Only as an adult, hearing of the distance so many people feel from our democratic institutions, could I truly appreciate growing up as close as I did to Ottawa (and spending summers even closer).
Going to high school near the site of the War of 1812 Battle of the Châteauguay, which thwarted an over-land invasion by Americans bent on conquering Montréal, I was gifted to have a couple of very enthusiastic history teachers who placed a lot of emphasis on local events. As this also coincided with the Parti Québecois’ historic first election to government in 1976 there was no shortage of material – and of course there was lots of study of the October Crisis of 1970 a few years before.
Each year of high school included a day-trip to Ottawa where we would tour Parliament, at least one museum, and the Experimental Farm. Setting off from Ormstown, we’d travel through my home-town of Valleyfield (or its formal name, Salaberry-de-Valleyfield, which honoured French-Canadian lieutenant-colonel Charles-Michel d’Irumberry de Salaberry, hero of the aforementioned La Bataille de la Châteauguay), up past the sprawling horse farms of St-Lazare and the Ottawa River-side town of Hudson (home of NDP leader Jack Layton) to Highways 40 and the 417 which sped us to our destination.
I know that when it came to history and politics I was definitely a nerd but I look back on these opportunities with gratitude.
During the summer I split my time between Portland, Ontario on the Rideau waterways and Perth which, as a War of 1812 military settlement, has a great deal of history in its own right.

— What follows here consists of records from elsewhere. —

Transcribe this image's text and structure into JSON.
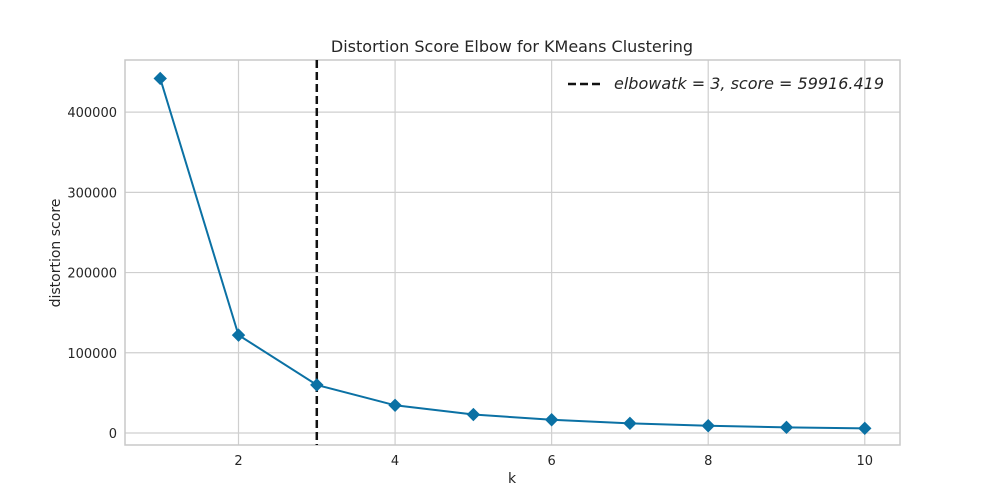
{
  "chart_data": {
    "type": "line",
    "title": "Distortion Score Elbow for KMeans Clustering",
    "xlabel": "k",
    "ylabel": "distortion score",
    "x": [
      1,
      2,
      3,
      4,
      5,
      6,
      7,
      8,
      9,
      10
    ],
    "series": [
      {
        "name": "",
        "values": [
          442000,
          122000,
          59916.419,
          34500,
          23000,
          16500,
          12000,
          9000,
          7000,
          5800
        ],
        "color": "#0b71a4",
        "marker": "diamond"
      }
    ],
    "xlim": [
      0.55,
      10.45
    ],
    "ylim": [
      -15000,
      465000
    ],
    "xticks": [
      2,
      4,
      6,
      8,
      10
    ],
    "yticks": [
      0,
      100000,
      200000,
      300000,
      400000
    ],
    "xtick_labels": [
      "2",
      "4",
      "6",
      "8",
      "10"
    ],
    "ytick_labels": [
      "0",
      "100000",
      "200000",
      "300000",
      "400000"
    ],
    "grid": true,
    "elbow": {
      "k": 3,
      "score": 59916.419,
      "line_style": "dashed",
      "color": "#111111",
      "legend_label": "elbow at k = 3, score = 59916.419",
      "legend_display": "elbowatk = 3, score = 59916.419"
    },
    "legend_position": "top-right",
    "colors": {
      "line": "#0b71a4",
      "grid": "#cfcfcf",
      "axes_border": "#c8c8c8",
      "text": "#262626",
      "background": "#ffffff"
    }
  }
}
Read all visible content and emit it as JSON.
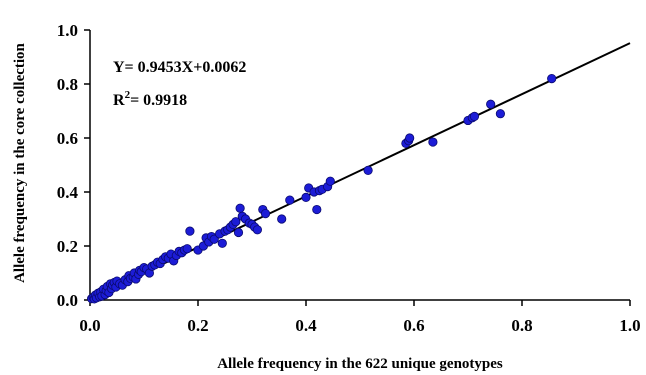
{
  "chart_data": {
    "type": "scatter",
    "xlabel": "Allele frequency in the 622 unique genotypes",
    "ylabel": "Allele frequency in the core collection",
    "xlim": [
      0,
      1.0
    ],
    "ylim": [
      0,
      1.0
    ],
    "x_ticks": [
      "0.0",
      "0.2",
      "0.4",
      "0.6",
      "0.8",
      "1.0"
    ],
    "y_ticks": [
      "0.0",
      "0.2",
      "0.4",
      "0.6",
      "0.8",
      "1.0"
    ],
    "grid": false,
    "legend": "none",
    "point_color": "#1c1cd6",
    "line_color": "#000000",
    "equation": "Y= 0.9453X+0.0062",
    "r2_label": "R",
    "r2_sup": "2",
    "r2_value": "= 0.9918",
    "fit": {
      "slope": 0.9453,
      "intercept": 0.0062,
      "x_range": [
        0,
        1.0
      ]
    },
    "points": [
      [
        0.003,
        0.005
      ],
      [
        0.006,
        0.01
      ],
      [
        0.008,
        0.004
      ],
      [
        0.01,
        0.018
      ],
      [
        0.012,
        0.008
      ],
      [
        0.015,
        0.025
      ],
      [
        0.018,
        0.012
      ],
      [
        0.02,
        0.03
      ],
      [
        0.022,
        0.015
      ],
      [
        0.025,
        0.04
      ],
      [
        0.028,
        0.02
      ],
      [
        0.03,
        0.035
      ],
      [
        0.032,
        0.05
      ],
      [
        0.035,
        0.028
      ],
      [
        0.038,
        0.06
      ],
      [
        0.04,
        0.042
      ],
      [
        0.042,
        0.055
      ],
      [
        0.045,
        0.065
      ],
      [
        0.048,
        0.048
      ],
      [
        0.05,
        0.07
      ],
      [
        0.055,
        0.06
      ],
      [
        0.06,
        0.055
      ],
      [
        0.065,
        0.075
      ],
      [
        0.07,
        0.068
      ],
      [
        0.072,
        0.09
      ],
      [
        0.075,
        0.08
      ],
      [
        0.08,
        0.085
      ],
      [
        0.082,
        0.1
      ],
      [
        0.085,
        0.078
      ],
      [
        0.09,
        0.095
      ],
      [
        0.092,
        0.11
      ],
      [
        0.095,
        0.105
      ],
      [
        0.1,
        0.12
      ],
      [
        0.105,
        0.115
      ],
      [
        0.11,
        0.1
      ],
      [
        0.115,
        0.125
      ],
      [
        0.12,
        0.13
      ],
      [
        0.125,
        0.14
      ],
      [
        0.13,
        0.135
      ],
      [
        0.135,
        0.15
      ],
      [
        0.14,
        0.16
      ],
      [
        0.145,
        0.155
      ],
      [
        0.15,
        0.17
      ],
      [
        0.155,
        0.145
      ],
      [
        0.16,
        0.165
      ],
      [
        0.165,
        0.18
      ],
      [
        0.17,
        0.175
      ],
      [
        0.175,
        0.185
      ],
      [
        0.18,
        0.19
      ],
      [
        0.185,
        0.255
      ],
      [
        0.2,
        0.185
      ],
      [
        0.21,
        0.2
      ],
      [
        0.215,
        0.23
      ],
      [
        0.22,
        0.215
      ],
      [
        0.225,
        0.235
      ],
      [
        0.23,
        0.225
      ],
      [
        0.24,
        0.245
      ],
      [
        0.245,
        0.21
      ],
      [
        0.25,
        0.255
      ],
      [
        0.255,
        0.26
      ],
      [
        0.26,
        0.27
      ],
      [
        0.265,
        0.28
      ],
      [
        0.27,
        0.29
      ],
      [
        0.275,
        0.25
      ],
      [
        0.278,
        0.34
      ],
      [
        0.282,
        0.31
      ],
      [
        0.288,
        0.3
      ],
      [
        0.295,
        0.285
      ],
      [
        0.3,
        0.28
      ],
      [
        0.305,
        0.27
      ],
      [
        0.31,
        0.26
      ],
      [
        0.32,
        0.335
      ],
      [
        0.325,
        0.32
      ],
      [
        0.355,
        0.3
      ],
      [
        0.37,
        0.37
      ],
      [
        0.4,
        0.38
      ],
      [
        0.405,
        0.415
      ],
      [
        0.415,
        0.4
      ],
      [
        0.42,
        0.335
      ],
      [
        0.425,
        0.405
      ],
      [
        0.43,
        0.41
      ],
      [
        0.44,
        0.42
      ],
      [
        0.445,
        0.44
      ],
      [
        0.515,
        0.48
      ],
      [
        0.585,
        0.58
      ],
      [
        0.59,
        0.59
      ],
      [
        0.592,
        0.6
      ],
      [
        0.635,
        0.585
      ],
      [
        0.7,
        0.665
      ],
      [
        0.708,
        0.675
      ],
      [
        0.712,
        0.68
      ],
      [
        0.742,
        0.725
      ],
      [
        0.76,
        0.69
      ],
      [
        0.855,
        0.82
      ]
    ]
  }
}
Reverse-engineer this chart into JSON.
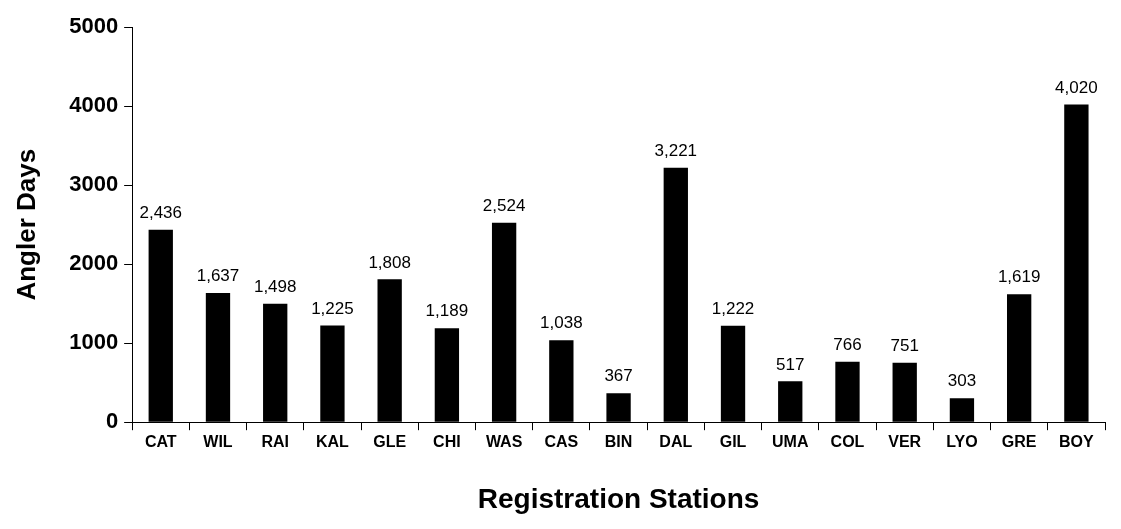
{
  "chart_data": {
    "type": "bar",
    "xlabel": "Registration Stations",
    "ylabel": "Angler Days",
    "categories": [
      "CAT",
      "WIL",
      "RAI",
      "KAL",
      "GLE",
      "CHI",
      "WAS",
      "CAS",
      "BIN",
      "DAL",
      "GIL",
      "UMA",
      "COL",
      "VER",
      "LYO",
      "GRE",
      "BOY"
    ],
    "values": [
      2436,
      1637,
      1498,
      1225,
      1808,
      1189,
      2524,
      1038,
      367,
      3221,
      1222,
      517,
      766,
      751,
      303,
      1619,
      4020
    ],
    "value_labels": [
      "2,436",
      "1,637",
      "1,498",
      "1,225",
      "1,808",
      "1,189",
      "2,524",
      "1,038",
      "367",
      "3,221",
      "1,222",
      "517",
      "766",
      "751",
      "303",
      "1,619",
      "4,020"
    ],
    "color": "#000000",
    "ylim": [
      0,
      5000
    ],
    "yticks": [
      0,
      1000,
      2000,
      3000,
      4000,
      5000
    ],
    "grid": false,
    "legend": false
  }
}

In the grand old court house across the street from my grandmother’s, at the time, there sat a judge for many years (John Matheson) who, as a local Member of Parliament during the Lester B. Pearson government, handled the political sausage-making which led to Parliament adapting our much-loved Maple Leaf flag. Matheson, so my grandmother boasted, is a distant relative. My great-grandmother was a sister of Judge Matheson’s grandmother. (The Scottish side of my family make it our life’s work to trace our bloodlines back centuries to the Highlands – roots which I always blame, without evidence admittedly, for my fair, irritation-prone skin.)
All of which is to bring me back to the fact that it was in my youth, even before learning to drive, that I also was most intensely learning about politics and how government works. I’m sure the same is true today so, with so much pathetic apathy among adults, let’s thrown open voting to young people.
Old enough to drive? Old enough to vote!